Uncertainties and variability in the global carbon cycle

Sammanfattning: Anthropogenic emissions of carbon dioxide (CO2) are perturbing the radiation balance of the atmosphere that ultimately determines the climate for all life on Earth. The prediction of future climate change and the explanation of observed changes are contingent on us quantitatively understanding the link between CO2 emissions and atmospheric concentrations that is provided by the biogeochemical carbon cycle. Our knowledge of key processes is currently incomplete and there is a perceived imbalance in the atmospheric carbon budget. In this thesis, the imbalance and its uncertainty are calculated from preindustrial times to 1990 and it is shown to be statistically significant from the 1950s to the present day. The implications for future CO2 projections are demonstrated by calculating atmospheric concentrations to 2100 assuming that different mechanisms (CO2 fertilisation and temperate forest regrowth) are responsible for the budget imbalance. The different balancing mechanisms result in divergent concentration projections, thereby illustrating the importance of resolving the issue. A step in this direction is taken by simulating terrestrial carbon exchange and atmospheric CO2 concentrations on-line in an atmospheric general circulation model, whose advanced land surface parameterisation calculates carbon fluxes at each time step. After identifying important strengths and weaknesses in an evaluation of the model, the climate induced interannual variability in terrestrial carbon exchange and atmospheric CO2 concentrations is examined. This variability represents carbon cycle "noise" that is superimposed on the long-term anthropogenic trend.

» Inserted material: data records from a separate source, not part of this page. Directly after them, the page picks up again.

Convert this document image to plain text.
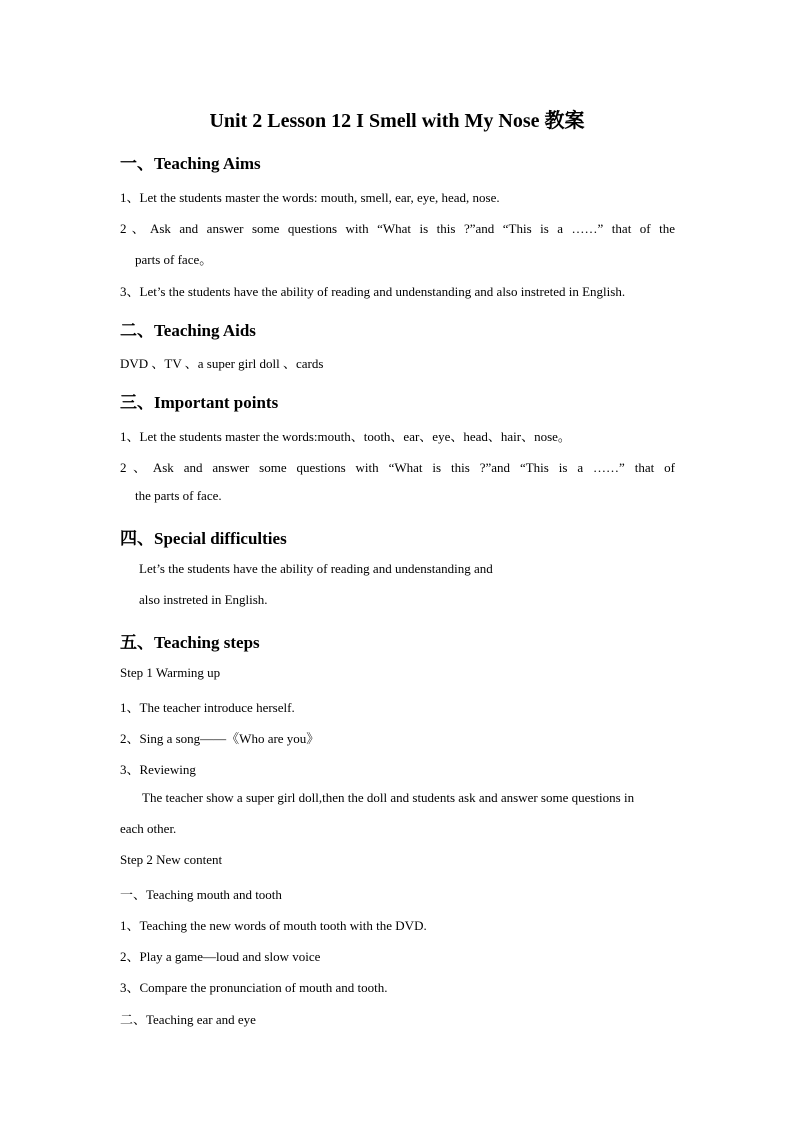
Unit 2 Lesson 12 I Smell with My Nose 教案
一、Teaching Aims

1、Let the students master the words: mouth, smell, ear, eye, head, nose.

2、Ask and answer some questions with “What is this ?”and “This is a ……” that of the

parts of face。

3、Let’s the students have the ability of reading and undenstanding and also instreted in English.

二、Teaching Aids

DVD 、TV 、a super girl doll 、cards

三、Important points

1、Let the students master the words:mouth、tooth、ear、eye、head、hair、nose。

2、Ask and answer some questions with “What is this ?”and “This is a ……” that of

the parts of face.

四、Special difficulties

Let’s the students have the ability of reading and undenstanding and

also instreted in English.

五、Teaching steps

Step 1 Warming up

1、The teacher introduce herself.

2、Sing a song——《Who are you》

3、Reviewing

The teacher show a super girl doll,then the doll and students ask and answer some questions in

each other.

Step 2 New content

一、Teaching mouth and tooth

1、Teaching the new words of mouth tooth with the DVD.

2、Play a game—loud and slow voice

3、Compare the pronunciation of mouth and tooth.

二、Teaching ear and eye
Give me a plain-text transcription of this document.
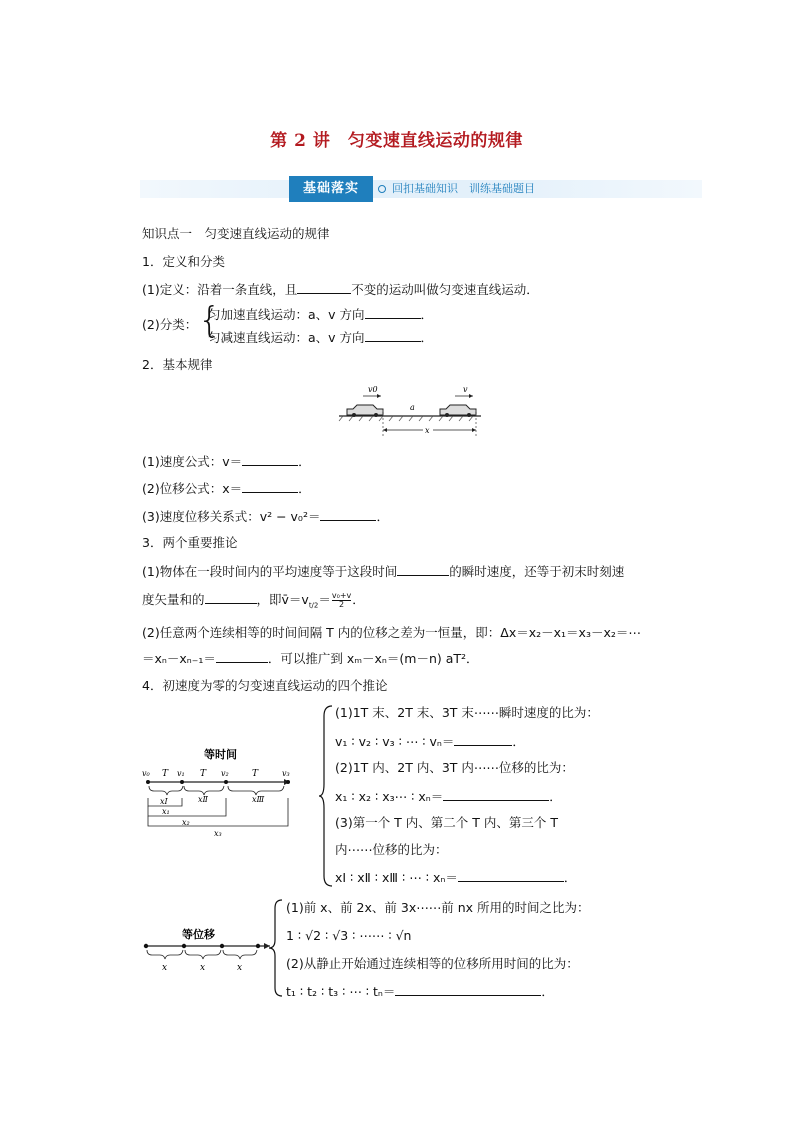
第 2 讲　匀变速直线运动的规律
基础落实	回扣基础知识　训练基础题目
知识点一　匀变速直线运动的规律
1．定义和分类
(1)定义：沿着一条直线，且	不变的运动叫做匀变速直线运动．
(2)分类： {
匀加速直线运动：a、v 方向	．
匀减速直线运动：a、v 方向	．
2．基本规律
v0	v
a
x
(1)速度公式：v＝	．
(2)位移公式：x＝	．
(3)速度位移关系式：v² − v₀²＝	．
3．两个重要推论
(1)物体在一段时间内的平均速度等于这段时间	的瞬时速度，还等于初末时刻速
度矢量和的	，即$v̄=v_{t/2}= \frac{\text{v₀+v}}{2}$ ．
(2)任意两个连续相等的时间间隔 T 内的位移之差为一恒量，即：Δx＝x₂－x₁＝x₃－x₂＝⋯
＝xₙ－xₙ₋₁＝	．可以推广到 xₘ－xₙ＝(m－n) aT²．
4．初速度为零的匀变速直线运动的四个推论
等时间
v₀ T v₁ T v₂	T	v₃
xⅠ	xⅡ	xⅢ
x₁
x₂
x₃
(1)1T 末、2T 末、3T 末⋯⋯瞬时速度的比为：
v₁ ∶ v₂ ∶ v₃ ∶ ⋯ ∶ vₙ＝	．
(2)1T 内、2T 内、3T 内⋯⋯位移的比为：
x₁ ∶ x₂ ∶ x₃⋯ ∶ xₙ＝	．
(3)第一个 T 内、第二个 T 内、第三个 T
内⋯⋯位移的比为：
xⅠ ∶ xⅡ ∶ xⅢ ∶ ⋯ ∶ xₙ＝	．
等位移
x	x	x
(1)前 x、前 2x、前 3x⋯⋯前 nx 所用的时间之比为：
1 ∶ √2 ∶ √3 ∶ ⋯⋯ ∶ √n
(2)从静止开始通过连续相等的位移所用时间的比为：
t₁ ∶ t₂ ∶ t₃ ∶ ⋯ ∶ tₙ＝	．
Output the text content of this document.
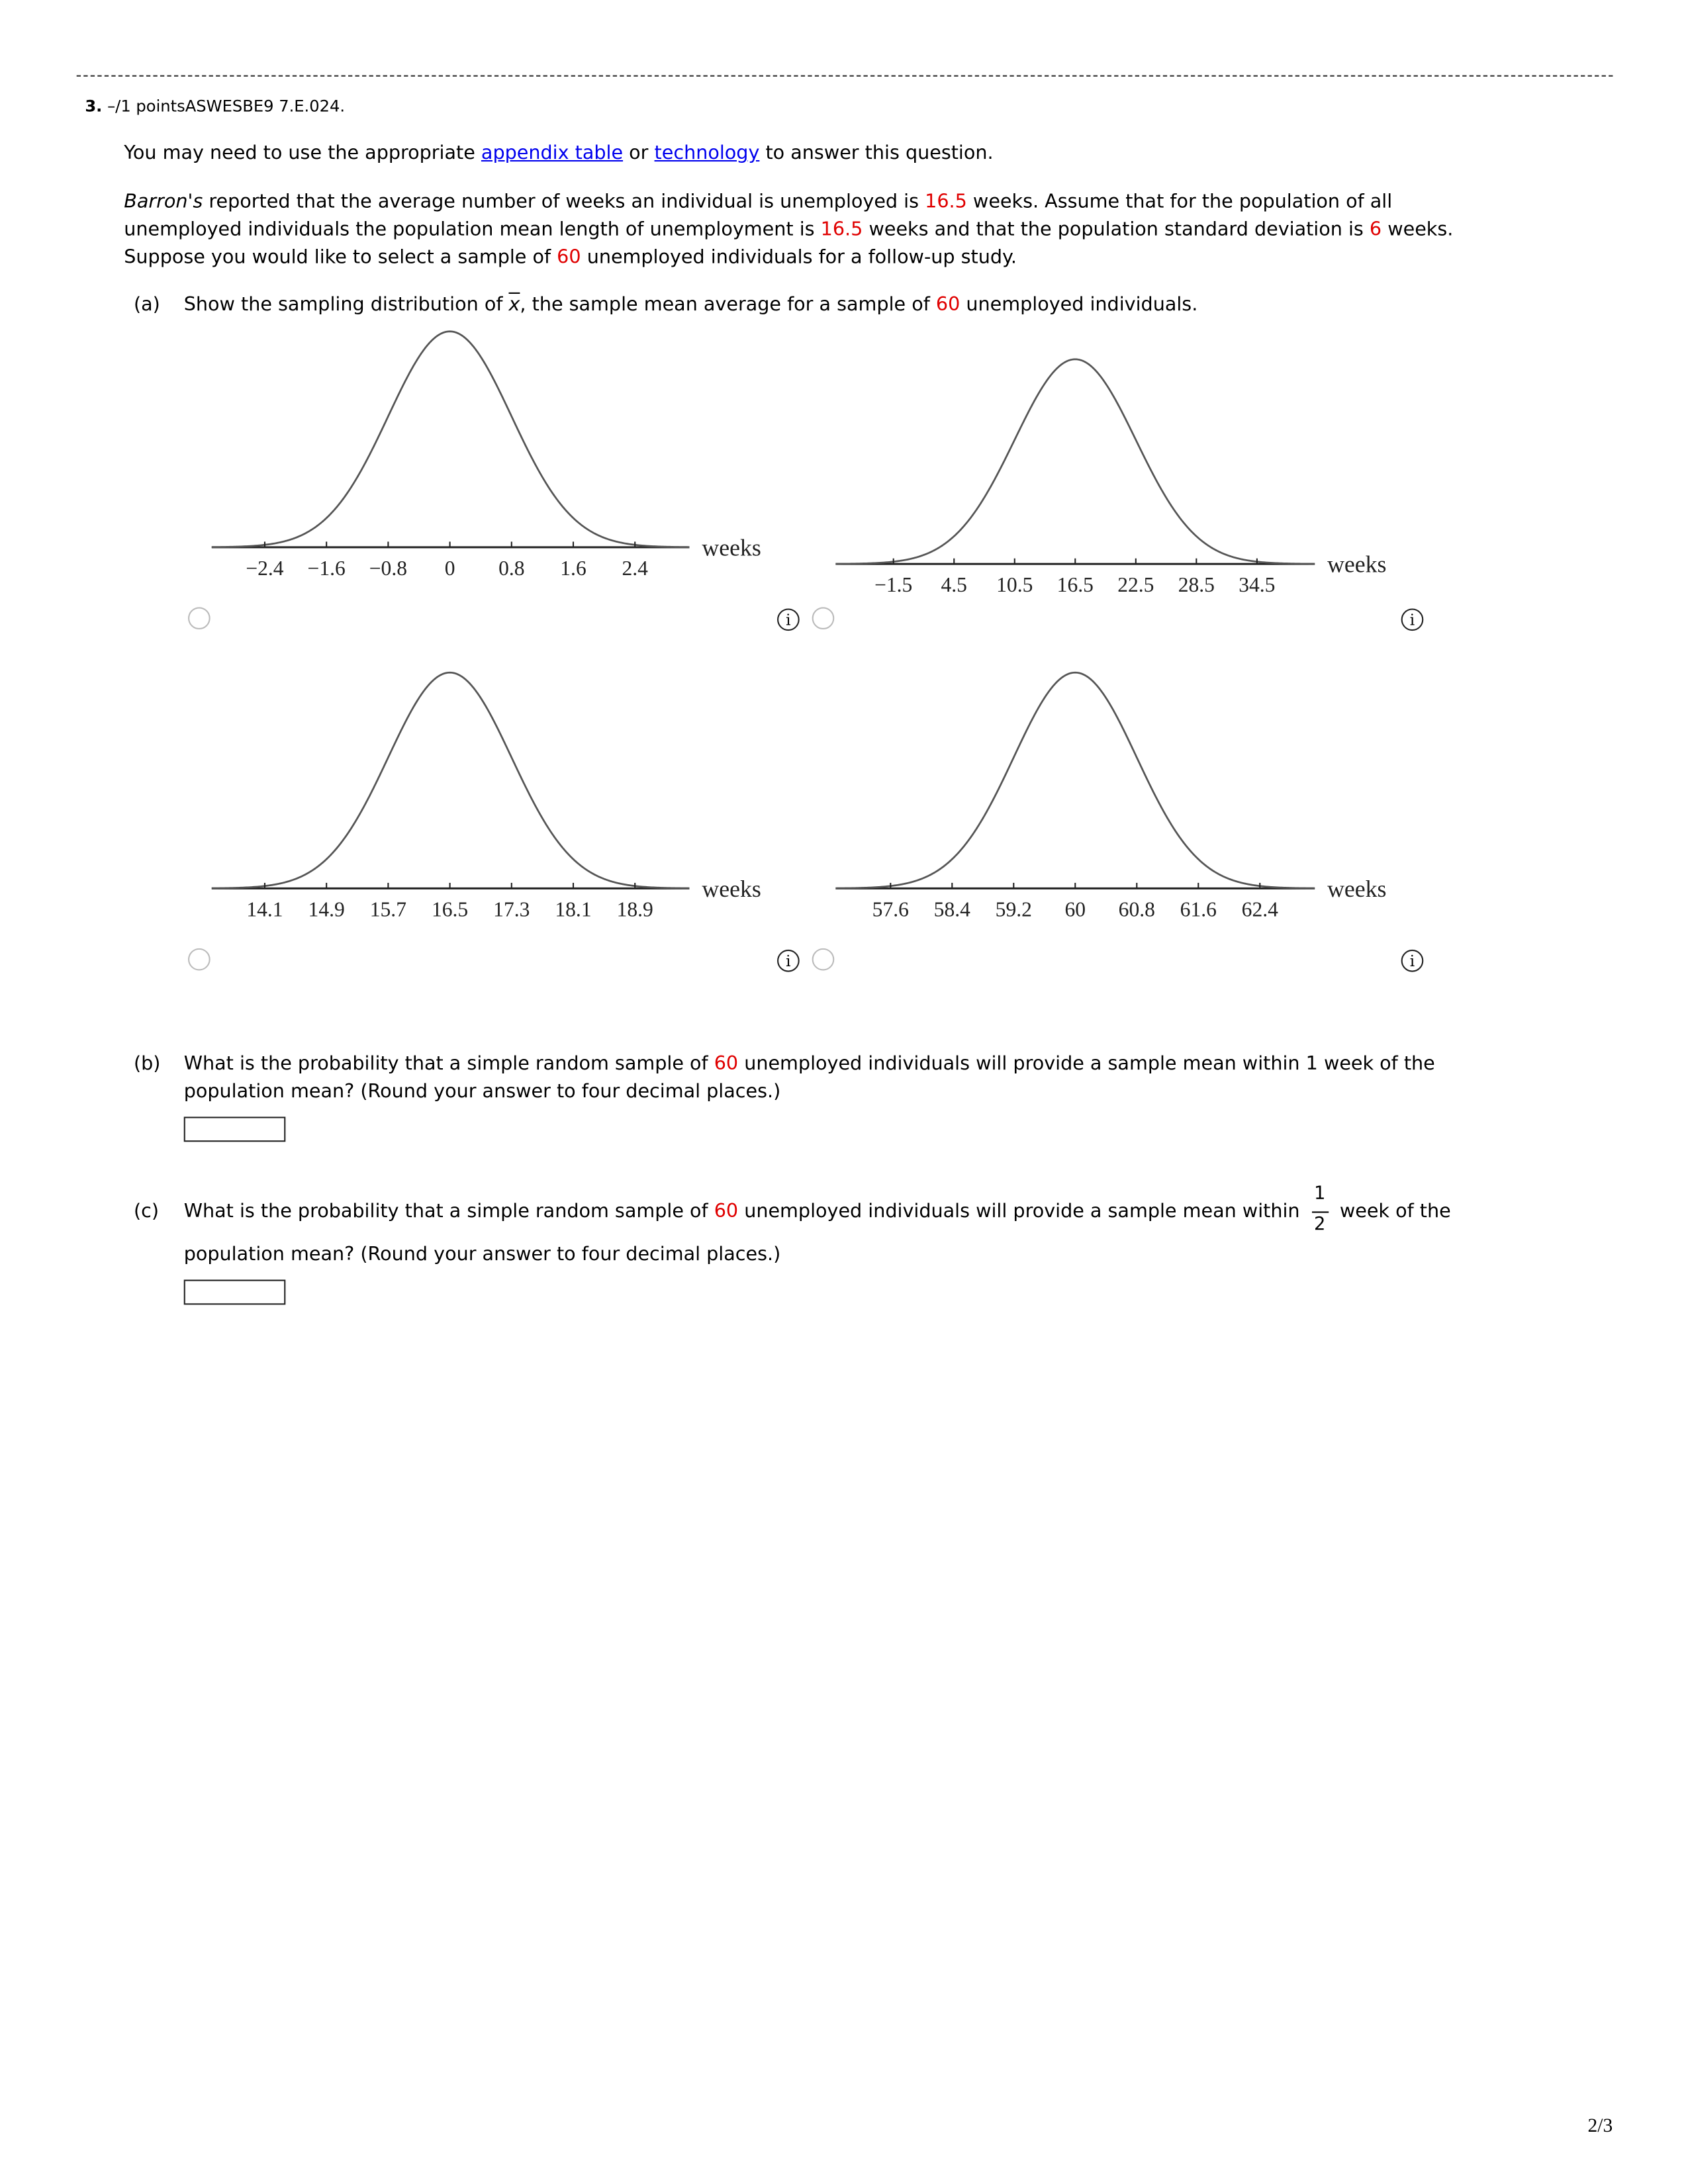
3. –/1 pointsASWESBE9 7.E.024.
You may need to use the appropriate appendix table or technology to answer this question.
Barron's reported that the average number of weeks an individual is unemployed is 16.5 weeks. Assume that for the population of all
unemployed individuals the population mean length of unemployment is 16.5 weeks and that the population standard deviation is 6 weeks.
Suppose you would like to select a sample of 60 unemployed individuals for a follow-up study.
(a)	Show the sampling distribution of $\overline{x}$, the sample mean average for a sample of 60 unemployed individuals.
−2.4 −1.6 −0.8	0	0.8	1.6	2.4
weeks
i
−1.5	4.5	10.5 16.5 22.5 28.5 34.5
weeks
i
14.1	14.9	15.7	16.5	17.3	18.1	18.9
weeks
i
57.6	58.4	59.2	60	60.8	61.6	62.4
weeks
i
(b)	What is the probability that a simple random sample of 60 unemployed individuals will provide a sample mean within 1 week of the
population mean? (Round your answer to four decimal places.)
(c)	What is the probability that a simple random sample of 60 unemployed individuals will provide a sample mean within $\frac{1}{2}$ week of the
population mean? (Round your answer to four decimal places.)
2/3
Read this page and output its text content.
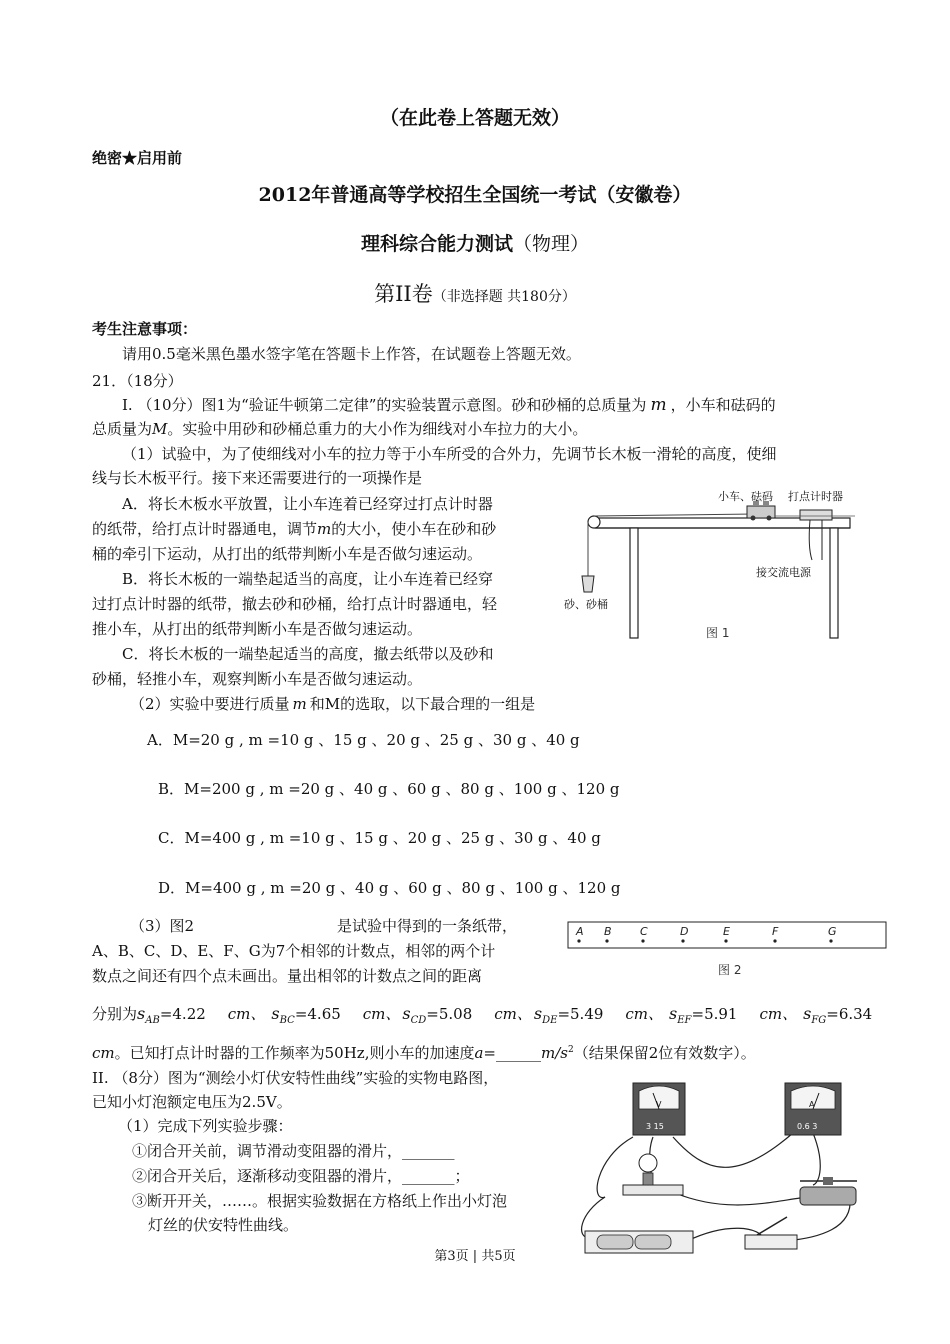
（在此卷上答题无效）
绝密★启用前
2012年普通高等学校招生全国统一考试（安徽卷）
理科综合能力测试（物理）
第II卷（非选择题 共180分）
考生注意事项：
请用0.5毫米黑色墨水签字笔在答题卡上作答，在试题卷上答题无效。
21．（18分）
I. （10分）图1为“验证牛顿第二定律”的实验装置示意图。砂和砂桶的总质量为 m ，小车和砝码的
总质量为M。实验中用砂和砂桶总重力的大小作为细线对小车拉力的大小。
（1）试验中，为了使细线对小车的拉力等于小车所受的合外力，先调节长木板一滑轮的高度，使细
线与长木板平行。接下来还需要进行的一项操作是
A．将长木板水平放置，让小车连着已经穿过打点计时器
的纸带，给打点计时器通电，调节m的大小，使小车在砂和砂
桶的牵引下运动，从打出的纸带判断小车是否做匀速运动。
B．将长木板的一端垫起适当的高度，让小车连着已经穿
过打点计时器的纸带，撤去砂和砂桶，给打点计时器通电，轻
推小车，从打出的纸带判断小车是否做匀速运动。
C．将长木板的一端垫起适当的高度，撤去纸带以及砂和
砂桶，轻推小车，观察判断小车是否做匀速运动。
（2）实验中要进行质量 m 和M的选取，以下最合理的一组是
A．M=20 g , m =10 g 、15 g 、20 g 、25 g 、30 g 、40 g
B．M=200 g , m =20 g 、40 g 、60 g 、80 g 、100 g 、120 g
C．M=400 g , m =10 g 、15 g 、20 g 、25 g 、30 g 、40 g
D．M=400 g , m =20 g 、40 g 、60 g 、80 g 、100 g 、120 g
（3）图2	是试验中得到的一条纸带，
A、B、C、D、E、F、G为7个相邻的计数点，相邻的两个计
数点之间还有四个点未画出。量出相邻的计数点之间的距离
分别为$s_{AB}=4.22$ cm、 $s_{BC}=4.65$ cm、 $s_{CD}=5.08$ cm、 $s_{DE}=5.49$ cm、 $s_{EF}=5.91$ cm、 $s_{FG}=6.34$
cm。已知打点计时器的工作频率为50Hz,则小车的加速度$a=\_\_\_\_\_\_m/s^2$（结果保留2位有效数字）。
II. （8分）图为“测绘小灯伏安特性曲线”实验的实物电路图，
已知小灯泡额定电压为2.5V。
（1）完成下列实验步骤：
①闭合开关前，调节滑动变阻器的滑片，_______
②闭合开关后，逐渐移动变阻器的滑片，_______；
③断开开关，……。根据实验数据在方格纸上作出小灯泡
灯丝的伏安特性曲线。
第3页 | 共5页
小车、砝码 打点计时器
接交流电源
砂、砂桶
图 1
A B	C	D	E	F	G
图 2
V
3 15
A
0.6 3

It is shown that fluctuations driven by unforced variability in the atmosphere are likely to be non-negligible relative to perturbations from specific phenomena like El Niño and volcanic eruptions. Continental regions exhibit large variations, and yet they are poorly sampled by the current CO2 monitoring program. The effects of El Niño are investigated and isolated from these unforced variations in an ensemble integration. Land areas are simulated to release CO2 to the atmosphere during El Niño events as a result of meteorological perturbations driven by the sea surface temperature anomalies. The release is sufficiently large to explain why atmospheric CO2 concentrations are observed to increase during El Niño, even though the usual CO2 outgassing from the equatorial Pacific is diminished.